Dynamic Configuration Patterns for Platform Engineering Teams

In Platform Engineering with Vending Machines, Contracts, and Pipelines, I state that “building a platform capable of scale means planning for scale in the first place.” This post will go deeper into the idea of vending machines by looking at the creation, management, and operations around inputs and outputs that feed the work. We’ll start with an overview of what Dynamic Configuration is to me, transitioning to various design patterns I’ve created in production and weighing in on the pros and cons of each.

Overview

Set a course for adventure!

Platforms need to scale across the Sphere of Key Scaling Components (the core, ring of services, and applications or tenants across the edge). This creates a 3-dimensional problem that must be solved using a balance of generality and fine-grained detail. If too much of the sphere is built from one-off code, the team grinds to a halt and becomes overloaded trying to build everything for everyone and no one is happy. On the other hand, requiring that all teams use the exact same templates and blindly maximizing code reusability results in a giant mess oozing technical debt and unhappy users.

It’s an interesting problem and one that requires combining a few different ideas into a vision for the future:

  • Gall’s Law: “All complex systems that work evolved from simpler systems that worked. If you want to build a complex system that works, build a simpler system first, and then improve it over time.”
  • Jevons Paradox: “When technological progress increases the efficiency with which a resource is used (reducing the amount necessary for any one use), but the falling cost of use induces increases in demand enough that resource use is increased, rather than reduced.” [Basically, when you make something easier and cheaper to acquire, people will want more of it.]
  • The Cone of Uncertainty

Discrete Units

What we really need is a way to split apart the complexity into two discrete units:

  1. Generality – increased efficiency and output!
  2. Specificity – increased features and user experience!
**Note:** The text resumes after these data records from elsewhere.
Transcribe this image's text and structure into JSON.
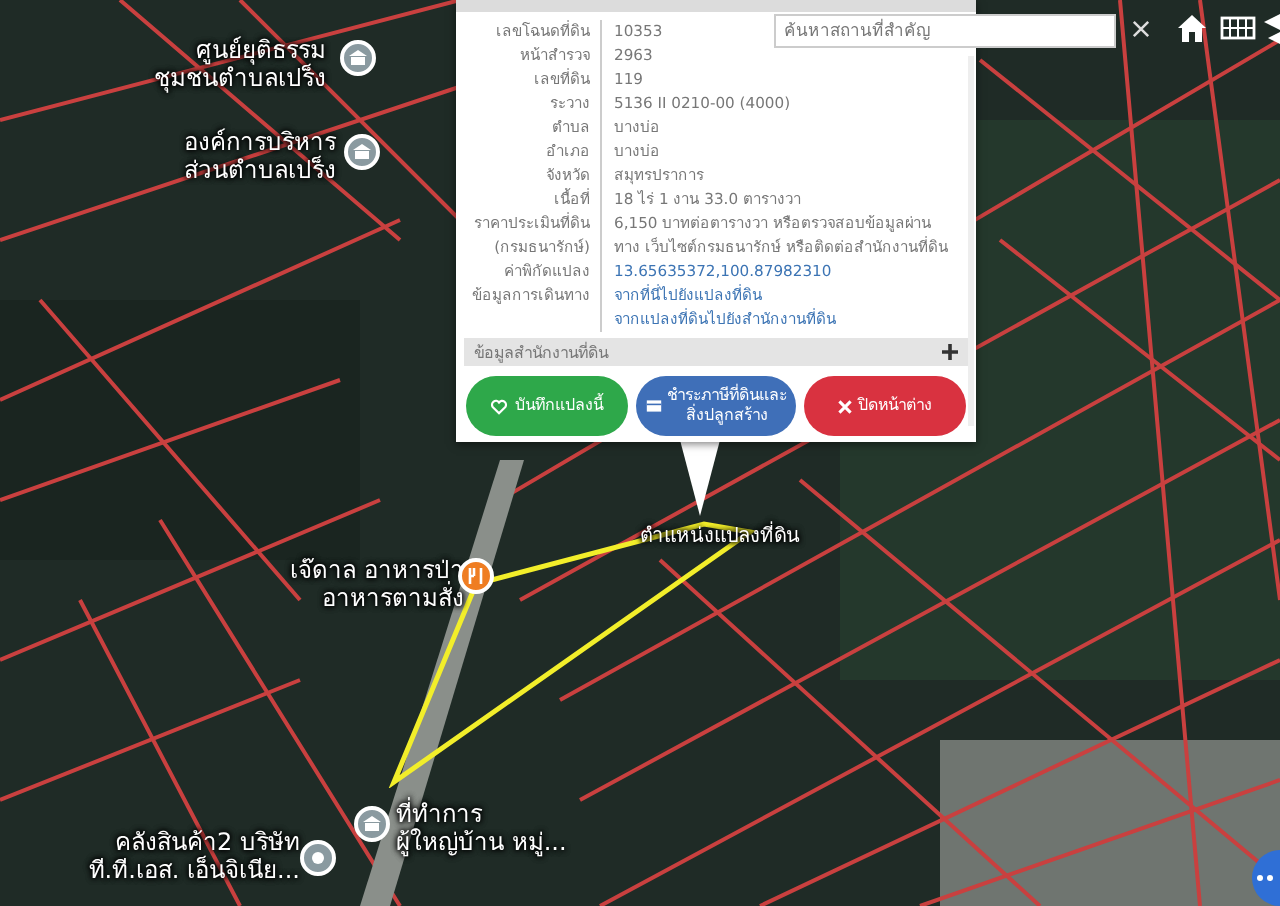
{
  "map": {
    "places": [
      {
        "lines": [
          "ศูนย์ยุติธรรม",
          "ชุมชนตำบลเปร็ง"
        ],
        "kind": "office"
      },
      {
        "lines": [
          "องค์การบริหาร",
          "ส่วนตำบลเปร็ง"
        ],
        "kind": "office"
      },
      {
        "lines": [
          "เจ๊ดาล อาหารป่า",
          "อาหารตามสั่ง"
        ],
        "kind": "restaurant"
      },
      {
        "lines": [
          "ตำแหน่งแปลงที่ดิน"
        ],
        "kind": "parcel"
      },
      {
        "lines": [
          "ที่ทำการ",
          "ผู้ใหญ่บ้าน หมู่..."
        ],
        "kind": "office"
      },
      {
        "lines": [
          "คลังสินค้า2 บริษัท",
          "ที.ที.เอส. เอ็นจิเนีย..."
        ],
        "kind": "place"
      }
    ]
  },
  "search": {
    "placeholder": "ค้นหาสถานที่สำคัญ"
  },
  "popup": {
    "fields": [
      {
        "label": [
          "เลขโฉนดที่ดิน"
        ],
        "values": [
          "10353"
        ],
        "kind": "text"
      },
      {
        "label": [
          "หน้าสำรวจ"
        ],
        "values": [
          "2963"
        ],
        "kind": "text"
      },
      {
        "label": [
          "เลขที่ดิน"
        ],
        "values": [
          "119"
        ],
        "kind": "text"
      },
      {
        "label": [
          "ระวาง"
        ],
        "values": [
          "5136 II 0210-00 (4000)"
        ],
        "kind": "text"
      },
      {
        "label": [
          "ตำบล"
        ],
        "values": [
          "บางบ่อ"
        ],
        "kind": "text"
      },
      {
        "label": [
          "อำเภอ"
        ],
        "values": [
          "บางบ่อ"
        ],
        "kind": "text"
      },
      {
        "label": [
          "จังหวัด"
        ],
        "values": [
          "สมุทรปราการ"
        ],
        "kind": "text"
      },
      {
        "label": [
          "เนื้อที่"
        ],
        "values": [
          "18 ไร่ 1 งาน 33.0 ตารางวา"
        ],
        "kind": "text"
      },
      {
        "label": [
          "ราคาประเมินที่ดิน",
          "(กรมธนารักษ์)"
        ],
        "values": [
          "6,150 บาทต่อตารางวา หรือตรวจสอบข้อมูลผ่าน",
          "ทาง เว็บไซต์กรมธนารักษ์ หรือติดต่อสำนักงานที่ดิน"
        ],
        "kind": "text"
      },
      {
        "label": [
          "ค่าพิกัดแปลง"
        ],
        "values": [
          "13.65635372,100.87982310"
        ],
        "kind": "link"
      },
      {
        "label": [
          "ข้อมูลการเดินทาง"
        ],
        "values": [
          "จากที่นี่ไปยังแปลงที่ดิน",
          "จากแปลงที่ดินไปยังสำนักงานที่ดิน"
        ],
        "kind": "link"
      }
    ],
    "section": {
      "title": "ข้อมูลสำนักงานที่ดิน",
      "expanded": false
    },
    "buttons": [
      {
        "lines": [
          "บันทึกแปลงนี้"
        ],
        "kind": "save"
      },
      {
        "lines": [
          "ชำระภาษีที่ดินและ",
          "สิ่งปลูกสร้าง"
        ],
        "kind": "tax"
      },
      {
        "lines": [
          "ปิดหน้าต่าง"
        ],
        "kind": "close"
      }
    ]
  }
}
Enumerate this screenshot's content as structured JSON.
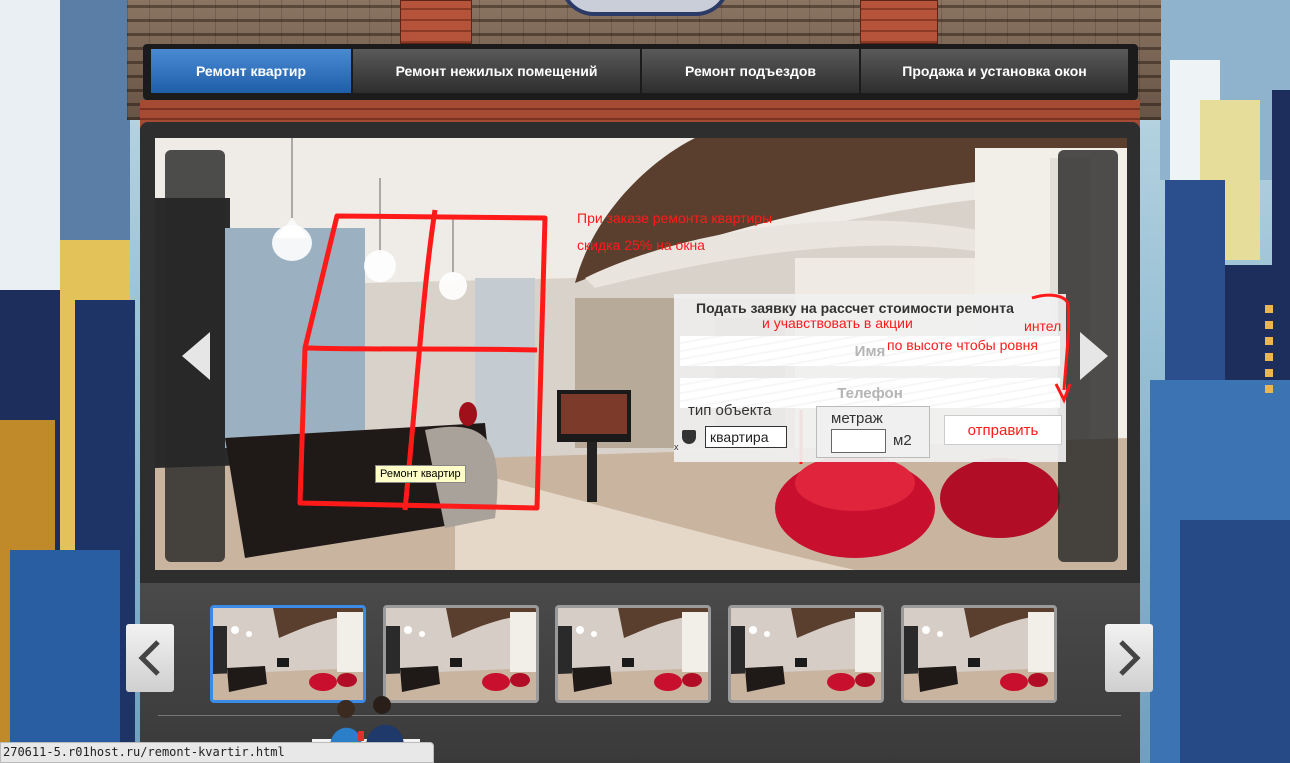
{
  "nav": {
    "tabs": [
      {
        "label": "Ремонт квартир",
        "active": true
      },
      {
        "label": "Ремонт нежилых помещений",
        "active": false
      },
      {
        "label": "Ремонт подъездов",
        "active": false
      },
      {
        "label": "Продажа и установка окон",
        "active": false
      }
    ]
  },
  "slide": {
    "promo_line1": "При заказе ремонта квартиры",
    "promo_line2": "скидка 25% на окна",
    "tooltip": "Ремонт квартир"
  },
  "form": {
    "title": "Подать заявку на рассчет стоимости ремонта",
    "note_subtitle": "и учавствовать в акции",
    "note_right1": "интел",
    "note_right2": "по высоте чтобы ровня",
    "name_placeholder": "Имя",
    "phone_placeholder": "Телефон",
    "type_label": "тип объекта",
    "type_value": "квартира",
    "meter_label": "метраж",
    "meter_unit": "м2",
    "submit_label": "отправить",
    "stray_mark": "x"
  },
  "thumbnails": {
    "count": 5,
    "active_index": 0
  },
  "status_bar": {
    "url": "270611-5.r01host.ru/remont-kvartir.html"
  },
  "colors": {
    "accent_blue": "#2a6cbf",
    "annotation_red": "#ff1a1a"
  },
  "icons": [
    "chevron-left-icon",
    "chevron-right-icon",
    "shield-icon"
  ]
}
This is where the idea of Dynamic Configuration patterns come in handy:

  1. Generality (scale) – handled by a system of well-architected inputs
  2. Specificity (fine-grained detail) – handled by a single abstraction layer focused on use cases (not raw code)

Dynamic Configuration is the contract that exists between the two tension points, scale and detail. If we build a pattern that allows the scale of a system to access and make ephemeral couplings to invoke the detail of a system, then we have built a factory! Or, more correctly, a factory made up of many different factories.

A gigafactory, perhaps? ðŸĪŠ

Yo dawg, I heard you liked factories …

Considerations

Relevant questions to consider:

  • How do you manage for scale? If you wanted to deploy a change globally, how would you do it?
  • How do you manage for detail? If you wanted to deploy a change specifically, what is possible?
  • Are there use cases where you’d need to manage somewhere in between?
  • How simple is it to make the changes necessary to operate your environment?
  • Can a new engineer learn your platform in an hour, a day, a week, or does it take longer?

Well-Architected Inputs

I think of inputs in terms of a 3-dimensional matrix, like a Rubik’s Cube. This section will focus on the role that inputs play in building a platform.

The Input Matrix

Think about this: everything in a system can be understood by knowing what it is, who it is, and where it is. Put another way, if I have your service, environment, and account, I really don’t need to know anything else about you from a scale perspective, do I? I know enough to understand what you are and “route” you to runners and vending machines that do the grunt work.

From the scale’s point of view, it can answer the key questions to logically determine what pattern to select and execute:

  • What are you?
    • Oh, you are Service X!
  • Who are you?
    • Oh, you are the DEV environment version of Service X!
  • Where are you?
    • Oh, you are the DEV environment version of Service X running in Account 123!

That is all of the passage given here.